Klerus im ClinchSchwule Bischöfe für Kirche von England

In der anglikanischen Kirche von England sollen künftig auch Homosexuelle zum Bischof ernannt werden können. Aber nur, wenn sie sexuell nicht aktiv sind.

Keine Probleme mit Homosexuellen in der anglikanischen Kirche: Erzbischof von Canterbury, Rowan Williams.

Keine Probleme mit Homosexuellen in der anglikanischen Kirche: Erzbischof von Canterbury, Rowan Williams.

Er sei für schwule Bischöfe: Das sagte der Erzbischof von Canterbury, Rowan Williams, in einem Interview mit der «Times» (Samstag). Williams ist geistliches Oberhaupt der Kirche, weltliches Oberhaupt ist Queen Elizabeth II. In der Church of England gibt es seit langer Zeit eine Diskussion darüber, wie mit homosexuellen Priestern umgegangen werden soll. Williams sagte, er habe kein Problem damit, wenn Homosexuelle auch Bischöfe werden.

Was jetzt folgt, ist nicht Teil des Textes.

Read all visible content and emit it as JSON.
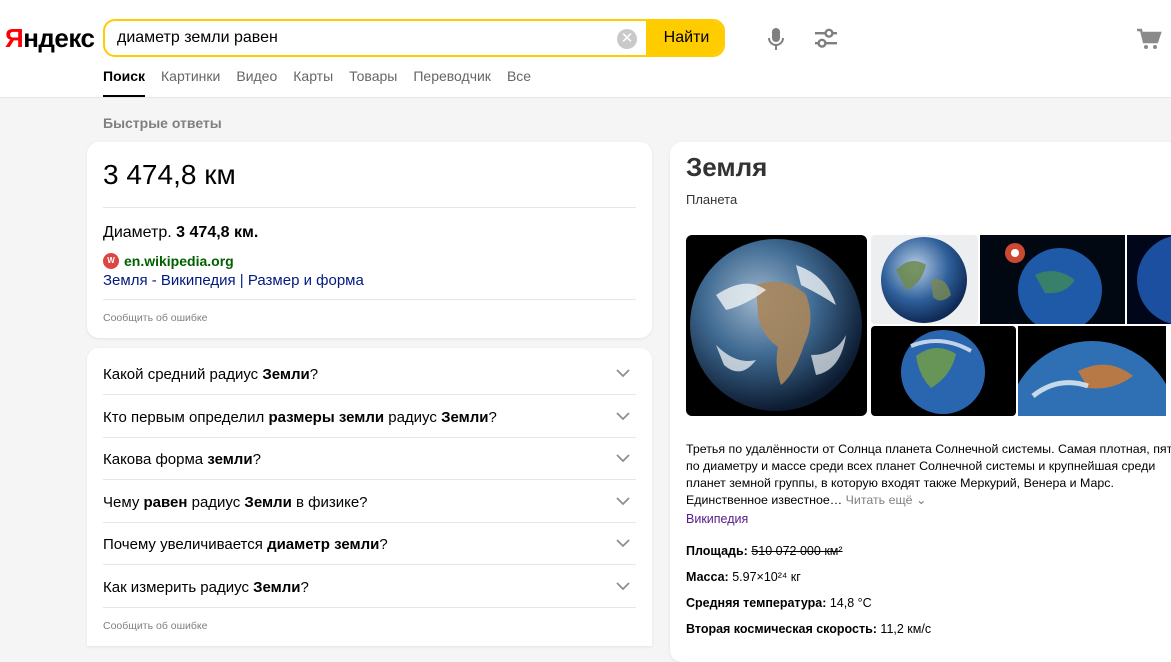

Für homosexuelle Kleriker müsse aber Ehelosigkeit gelten. «Tradition und Standards» des Bischofsamtes erlaubten es nicht, die Homosexualität im Amt auch «aktiv auszuleben». «Der Preis für die Kirche wäre untragbar hoch.» Heterosexuelle Beziehungen sind für Geistliche der Kirche dagegen möglich.

Der Kirche von England gehören rund 25 Millionen Gläubige an. Sie ist Mutterkirche der anglikanischen Gemeinschaft mit weltweit 77 Millionen Gläubigen.

In den 1990er Jahren hatte die englische Staatskirche einen Kurs der Öffnung eingeschlagen. 1994 wurde die Priesterweihe für Frauen möglich. 2008 folgte ein Vorstoss für Frauen im Bischofsamt. Eine Bischöfin wurde bisher aber nicht geweiht.